“Nice Green Card” – The Marriage of Convenience

About a year after finishing college in the US, I was working in the Los Angeles area and my US work papers expired.  I was stuck because my new visa had not arrived and a 60-day countdown began at the end of which I would have to leave the country or lose my legal immigration status.

I remember sharing the dilemma with my Rotary Club at one of our weekly meetings.  I could not believe what happened next.  I literally got an offer from one of the members: “My daughter and I cooperate on many different levels, we’ll work out a marriage between the two of you if need be,” said the Rotary member.  I stammered a “thank you” to the offer and immediately started plotting how to politely tell her I’d rather go back to Europe than marry her daughter for papers.  Luckily, by day 51 I had my papers and I was able to dodge the awkward follow-up conversations.

Fast forward to now.  I married my wife Jammie about three months ago.  She loves giving me crap about the fact that I am still on a visa as a Swede living in the United States.  She is an American citizen of Filipino decent so she keeps asking me “Why do I look like I am the one that needs the green card?”  The line always gets a laugh because of the apparent role reversal.  Ever since I stepped foot on US soil for college more than a decade ago, the issue of the “green card marriage” or marriage of convenience has been joked about and for the longest time I swore that I would not marry an American for exactly that reason.  I never wanted to be suspected of getting hitched for papers.

Neither did I want to marry someone else that just wanted my papers.  Although not quite their American counterpart, European Union passports are also highly sought-after, as is the mere opportunity to work within the EU.  So I was always on the lookout while traveling to look out for any ulterior motives in potential romances.

What is the best litmus test when you are trying sort real love from immigration desperation?  I’d love to have your ideas.  Leave a comment or contact me @culturemutt on Twitter.  My next post will have some of my ideas for red flags that you should look out for when contemplating international relationships.



Bjorn Karlman

4 thoughts on ““Nice Green Card” – The Marriage of Convenience”

  1. I am not sure about a litmus test.
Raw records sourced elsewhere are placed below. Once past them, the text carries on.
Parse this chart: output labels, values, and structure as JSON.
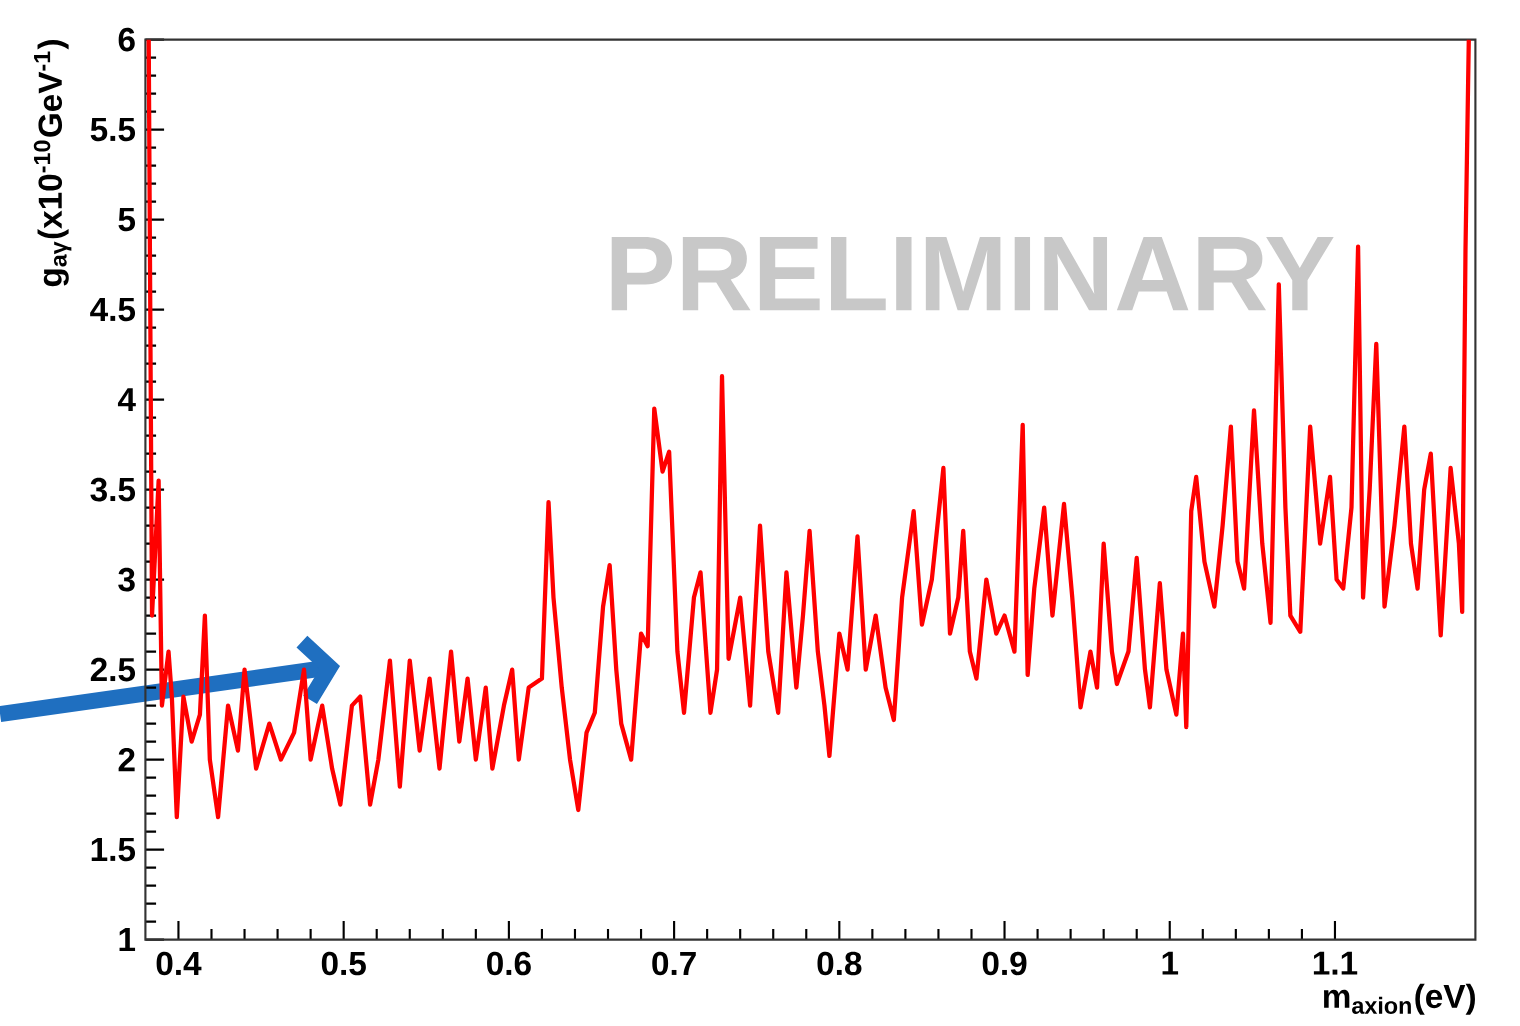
{
  "chart_data": {
    "type": "line",
    "xlabel": "m$_{axion}$(eV)",
    "ylabel": "g$_{aγ}$(x10$^{-10}$GeV$^{-1}$)",
    "annotations": [
      "PRELIMINARY"
    ],
    "xlim": [
      0.38,
      1.185
    ],
    "ylim": [
      1,
      6
    ],
    "xticks": [
      0.4,
      0.5,
      0.6,
      0.7,
      0.8,
      0.9,
      1,
      1.1
    ],
    "yticks": [
      1,
      1.5,
      2,
      2.5,
      3,
      3.5,
      4,
      4.5,
      5,
      5.5,
      6
    ],
    "line_style": "solid",
    "series": [
      {
        "color": "#ff0000",
        "x": [
          0.382,
          0.384,
          0.388,
          0.39,
          0.394,
          0.396,
          0.399,
          0.403,
          0.408,
          0.413,
          0.416,
          0.419,
          0.424,
          0.43,
          0.436,
          0.44,
          0.447,
          0.455,
          0.462,
          0.47,
          0.476,
          0.48,
          0.487,
          0.493,
          0.498,
          0.505,
          0.51,
          0.516,
          0.521,
          0.528,
          0.534,
          0.54,
          0.546,
          0.552,
          0.558,
          0.565,
          0.57,
          0.575,
          0.58,
          0.586,
          0.59,
          0.597,
          0.602,
          0.606,
          0.612,
          0.62,
          0.624,
          0.627,
          0.632,
          0.637,
          0.642,
          0.647,
          0.652,
          0.657,
          0.661,
          0.665,
          0.668,
          0.674,
          0.68,
          0.684,
          0.688,
          0.693,
          0.697,
          0.702,
          0.706,
          0.712,
          0.716,
          0.722,
          0.726,
          0.729,
          0.733,
          0.74,
          0.746,
          0.752,
          0.757,
          0.763,
          0.768,
          0.774,
          0.778,
          0.782,
          0.787,
          0.791,
          0.794,
          0.8,
          0.805,
          0.811,
          0.816,
          0.822,
          0.828,
          0.833,
          0.838,
          0.845,
          0.85,
          0.856,
          0.863,
          0.867,
          0.872,
          0.875,
          0.879,
          0.883,
          0.889,
          0.895,
          0.9,
          0.906,
          0.911,
          0.914,
          0.918,
          0.924,
          0.929,
          0.936,
          0.941,
          0.946,
          0.952,
          0.956,
          0.96,
          0.965,
          0.968,
          0.975,
          0.98,
          0.985,
          0.988,
          0.994,
          0.998,
          1.004,
          1.008,
          1.01,
          1.013,
          1.016,
          1.021,
          1.027,
          1.032,
          1.037,
          1.041,
          1.045,
          1.051,
          1.056,
          1.061,
          1.066,
          1.07,
          1.073,
          1.079,
          1.085,
          1.091,
          1.097,
          1.101,
          1.105,
          1.11,
          1.114,
          1.117,
          1.121,
          1.125,
          1.13,
          1.136,
          1.142,
          1.146,
          1.15,
          1.154,
          1.158,
          1.164,
          1.17,
          1.175,
          1.177,
          1.179,
          1.181
        ],
        "values": [
          6.0,
          2.8,
          3.55,
          2.3,
          2.6,
          2.35,
          1.68,
          2.35,
          2.1,
          2.25,
          2.8,
          2.0,
          1.68,
          2.3,
          2.05,
          2.5,
          1.95,
          2.2,
          2.0,
          2.15,
          2.5,
          2.0,
          2.3,
          1.95,
          1.75,
          2.3,
          2.35,
          1.75,
          2.0,
          2.55,
          1.85,
          2.55,
          2.05,
          2.45,
          1.95,
          2.6,
          2.1,
          2.45,
          2.0,
          2.4,
          1.95,
          2.3,
          2.5,
          2.0,
          2.4,
          2.45,
          3.43,
          2.9,
          2.4,
          2.0,
          1.72,
          2.15,
          2.26,
          2.85,
          3.08,
          2.5,
          2.2,
          2.0,
          2.7,
          2.63,
          3.95,
          3.6,
          3.71,
          2.6,
          2.26,
          2.9,
          3.04,
          2.26,
          2.5,
          4.13,
          2.56,
          2.9,
          2.3,
          3.3,
          2.6,
          2.26,
          3.04,
          2.4,
          2.8,
          3.27,
          2.6,
          2.3,
          2.02,
          2.7,
          2.5,
          3.24,
          2.5,
          2.8,
          2.4,
          2.22,
          2.9,
          3.38,
          2.75,
          3.0,
          3.62,
          2.7,
          2.9,
          3.27,
          2.6,
          2.45,
          3.0,
          2.7,
          2.8,
          2.6,
          3.86,
          2.47,
          2.95,
          3.4,
          2.8,
          3.42,
          2.9,
          2.29,
          2.6,
          2.4,
          3.2,
          2.6,
          2.42,
          2.6,
          3.12,
          2.5,
          2.29,
          2.98,
          2.5,
          2.25,
          2.7,
          2.18,
          3.38,
          3.57,
          3.1,
          2.85,
          3.3,
          3.85,
          3.1,
          2.95,
          3.94,
          3.2,
          2.76,
          4.64,
          3.4,
          2.8,
          2.71,
          3.85,
          3.2,
          3.57,
          3.0,
          2.95,
          3.4,
          4.85,
          2.9,
          3.5,
          4.31,
          2.85,
          3.3,
          3.85,
          3.2,
          2.95,
          3.5,
          3.7,
          2.69,
          3.62,
          3.2,
          2.82,
          4.83,
          6.0
        ]
      }
    ]
  }
}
Hopefully you would have figured out if the relationship was genuine before even talking about marriage. But I suppose since the immigration process is such a difficult and expensive one, seeing if the foreign partner or his/her family members are willing to pay for some of it would be a good test. I know from personal experience, the process is not something I want to go through ever again… I hate the USCIS with such passion and vigor!

    1. good thoughts Tristan. And yes, perhaps “litmus test” was the wrong way to articulate it…. I am not trying to encourage narrow-mindedness or paranoia. How long did it take your wife to get a green card?